Mouzalas disse ainda que as conclusões chegadas pelo próprio órgão de controle interno do Governo do Estado suprem as reiteradas ausências de prestação de informações ao Tribunal de Contas do Estado da Paraíba, que não recebeu os dados necessários à auditoria e evidencia a institucionalização de uma máquina de distribuição de dinheiro com fins eleitorais, já que não existe, sequer, controle e cobrança de parcela inadimplidas.
MP acusa Ricardo Coutinho por abuso de poder econômico nas eleições
Valberto Azevedo relembrou a Ação de Investigação Judicial Eleitoral promovida pelo Ministério Público que “afirmou que não houve aplicação da ação “Análise e aprovação de pleitos para a concessão de crédito”, a ficar pendente, por exemplo, “a implantação de programa de capacitação permanente voltado para a equipe responsável pela efetivação e controle dos procedimentos de análise e aprovação dos pleitos para concessão de créditos”, “implantação de procedimento padronizado para verificação e comprovação das inscrições e documentação recebida”, “implantação de procedimento padronizado para o cálculo da demanda do cliente e capacidade de endividamento”, e “implantação de procedimento padronizado para análise do pedido de abertura de processo administrativo do cliente”.

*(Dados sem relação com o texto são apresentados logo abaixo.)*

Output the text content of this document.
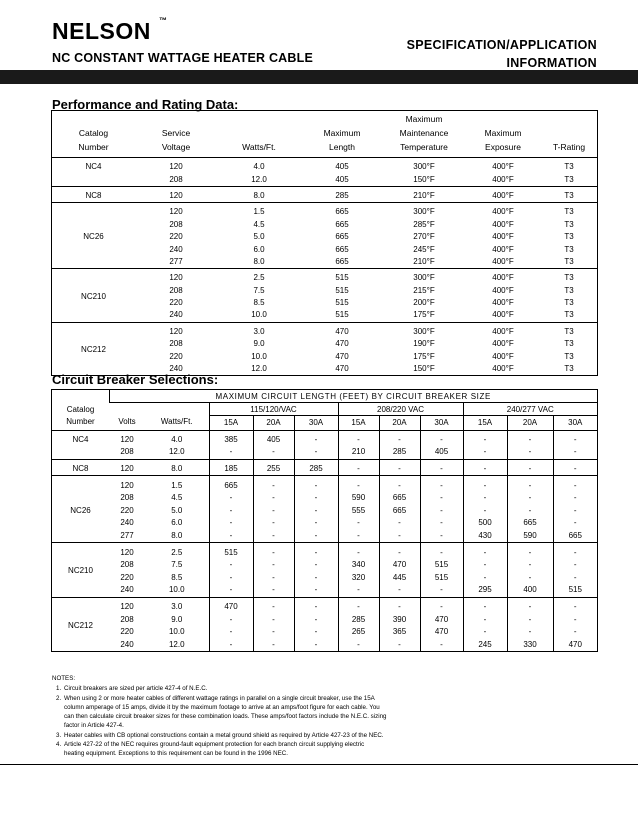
NELSON ™
NC CONSTANT WATTAGE HEATER CABLE
SPECIFICATION/APPLICATION
INFORMATION
Performance and Rating Data:
				Maximum		
Catalog	Service		Maximum	Maintenance	Maximum	
Number	Voltage	Watts/Ft.	Length	Temperature	Exposure	T-Rating
NC4	120	4.0	405	300°F	400°F	T3
	208	12.0	405	150°F	400°F	T3
NC8	120	8.0	285	210°F	400°F	T3
NC26	120	1.5	665	300°F	400°F	T3
	208	4.5	665	285°F	400°F	T3
	220	5.0	665	270°F	400°F	T3
	240	6.0	665	245°F	400°F	T3
	277	8.0	665	210°F	400°F	T3
NC210	120	2.5	515	300°F	400°F	T3
	208	7.5	515	215°F	400°F	T3
	220	8.5	515	200°F	400°F	T3
	240	10.0	515	175°F	400°F	T3
NC212	120	3.0	470	300°F	400°F	T3
	208	9.0	470	190°F	400°F	T3
	220	10.0	470	175°F	400°F	T3
	240	12.0	470	150°F	400°F	T3
Circuit Breaker Selections:
	MAXIMUM CIRCUIT LENGTH (FEET) BY CIRCUIT BREAKER SIZE										
Catalog			115/120/VAC			208/220 VAC			240/277 VAC		
Number	Volts	Watts/Ft.	15A	20A	30A	15A	20A	30A	15A	20A	30A
NC4	120	4.0	385	405	-	-	-	-	-	-	-
	208	12.0	-	-	-	210	285	405	-	-	-
NC8	120	8.0	185	255	285	-	-	-	-	-	-
NC26	120	1.5	665	-	-	-	-	-	-	-	-
	208	4.5	-	-	-	590	665	-	-	-	-
	220	5.0	-	-	-	555	665	-	-	-	-
	240	6.0	-	-	-	-	-	-	500	665	-
	277	8.0	-	-	-	-	-	-	430	590	665
NC210	120	2.5	515	-	-	-	-	-	-	-	-
	208	7.5	-	-	-	340	470	515	-	-	-
	220	8.5	-	-	-	320	445	515	-	-	-
	240	10.0	-	-	-	-	-	-	295	400	515
NC212	120	3.0	470	-	-	-	-	-	-	-	-
	208	9.0	-	-	-	285	390	470	-	-	-
	220	10.0	-	-	-	265	365	470	-	-	-
	240	12.0	-	-	-	-	-	-	245	330	470
NOTES:
1. Circuit breakers are sized per article 427-4 of N.E.C.
2. When using 2 or more heater cables of different wattage ratings in parallel on a single circuit breaker, use the 15A
column amperage of 15 amps, divide it by the maximum footage to arrive at an amps/foot figure for each cable. You
can then calculate circuit breaker sizes for these combination loads. These amps/foot factors include the N.E.C. sizing
factor in Article 427-4.
3. Heater cables with CB optional constructions contain a metal ground shield as required by Article 427-23 of the NEC.
4. Article 427-22 of the NEC requires ground-fault equipment protection for each branch circuit supplying electric
heating equipment. Exceptions to this requirement can be found in the 1996 NEC.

Resta demonstrado um vultoso abuso de poder econômico diante de todo o conjunto de fatos na execução do programa EMPREENDER/PB, cujas ilicitudes foram preservadas e, além disso, majoradas, ao longo do ano eleitoral, como será demonstrado. Ao concluir pela configuração de um autêntico abuso de poder econômico, o Ministério Público Eleitoral, nos autos da AIJE de nº 200751, afirmou, categoricamente por se tratar de uma distribuição de renda sem qualquer empenho do órgão estatal em buscar a sua correta instrumentalização, o que inclui o envolvimento de todo o aparato fiscalizatório em busca da correta aplicação e preservação do dinheiro público, resta caracterizado empréstimo “a fundo perdido”, uma verdadeira distribuição de recursos, (…)
Conforme entendimento do causídico, “o que se viu, a bem da verdade e da moralidade das eleições, foi uma institucionalizada distribuição de recursos públicos com fim eminentemente eleitoreiro colimado. O desvio de finalidade na execução do programa EMPREENDER/PB implicou na utilização de recursos materiais em favor das partes Promovidas, a restar evidente o abuso econômico patrocinado com recursos públicos, que retirou do pleito a necessária isonomia.

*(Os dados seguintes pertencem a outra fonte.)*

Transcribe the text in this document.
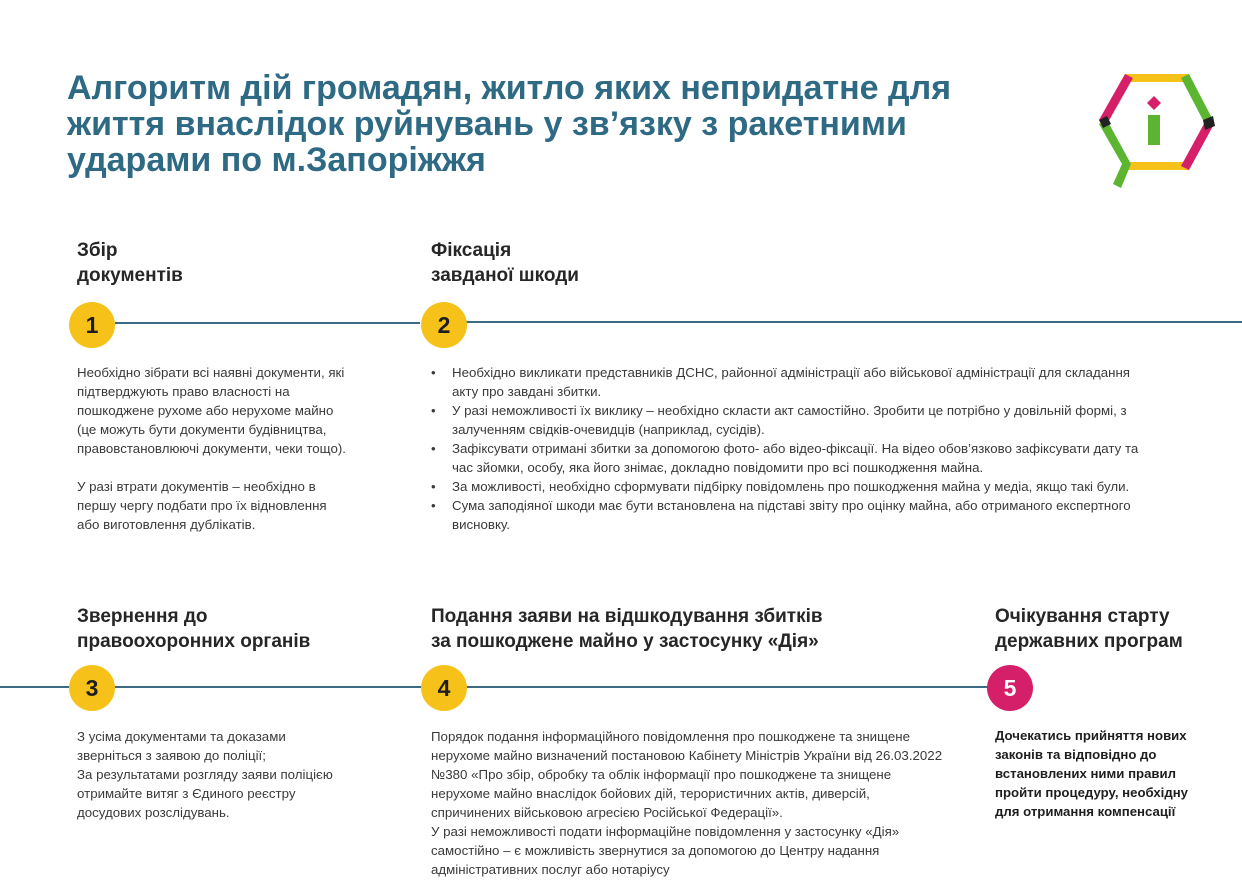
Алгоритм дій громадян, житло яких непридатне для життя внаслідок руйнувань у зв’язку з ракетними ударами по м.Запоріжжя
Збір
документів
1

Необхідно зібрати всі наявні документи, які підтверджують право власності на пошкоджене рухоме або нерухоме майно (це можуть бути документи будівництва, правовстановлюючі документи, чеки тощо).

У разі втрати документів – необхідно в першу чергу подбати про їх відновлення або виготовлення дублікатів.

Фіксація
завданої шкоди
2
• Необхідно викликати представників ДСНС, районної адміністрації або військової адміністрації для складання акту про завдані збитки.
• У разі неможливості їх виклику – необхідно скласти акт самостійно. Зробити це потрібно у довільній формі, з залученням свідків-очевидців (наприклад, сусідів).
• Зафіксувати отримані збитки за допомогою фото- або відео-фіксації. На відео обов’язково зафіксувати дату та час зйомки, особу, яка його знімає, докладно повідомити про всі пошкодження майна.
• За можливості, необхідно сформувати підбірку повідомлень про пошкодження майна у медіа, якщо такі були.
• Сума заподіяної шкоди має бути встановлена на підставі звіту про оцінку майна, або отриманого експертного висновку.
Звернення до
правоохоронних органів
3

З усіма документами та доказами зверніться з заявою до поліції;

За результатами розгляду заяви поліцією отримайте витяг з Єдиного реєстру досудових розслідувань.

Подання заяви на відшкодування збитків
за пошкоджене майно у застосунку «Дія»
4

Порядок подання інформаційного повідомлення про пошкоджене та знищене нерухоме майно визначений постановою Кабінету Міністрів України від 26.03.2022 №380 «Про збір, обробку та облік інформації про пошкоджене та знищене нерухоме майно внаслідок бойових дій, терористичних актів, диверсій, спричинених військовою агресією Російської Федерації».

У разі неможливості подати інформаційне повідомлення у застосунку «Дія» самостійно – є можливість звернутися за допомогою до Центру надання адміністративних послуг або нотаріусу

Очікування старту
державних програм
5

Дочекатись прийняття нових законів та відповідно до встановлених ними правил пройти процедуру, необхідну для отримання компенсації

E que não se venha falar que se trataram de simples empréstimos, consistindo atos ordinários de um programa já existente há anos atrás. O que se viu foi o completo distanciamento dos regramentos necessários a tornar essa concessão de crédito um ato legal, no formato em que previa o programa EMPREENDER-PB. Na verdade, o que se viu não foram atos decorrentes do referido programa, já que seu regramento não foi seguido e os créditos, sequer, eram requeridos, “nas eleições para Governador do Estado da Paraíba de 2014, houve tudo, menos normalidade e legitimidade do pleito”.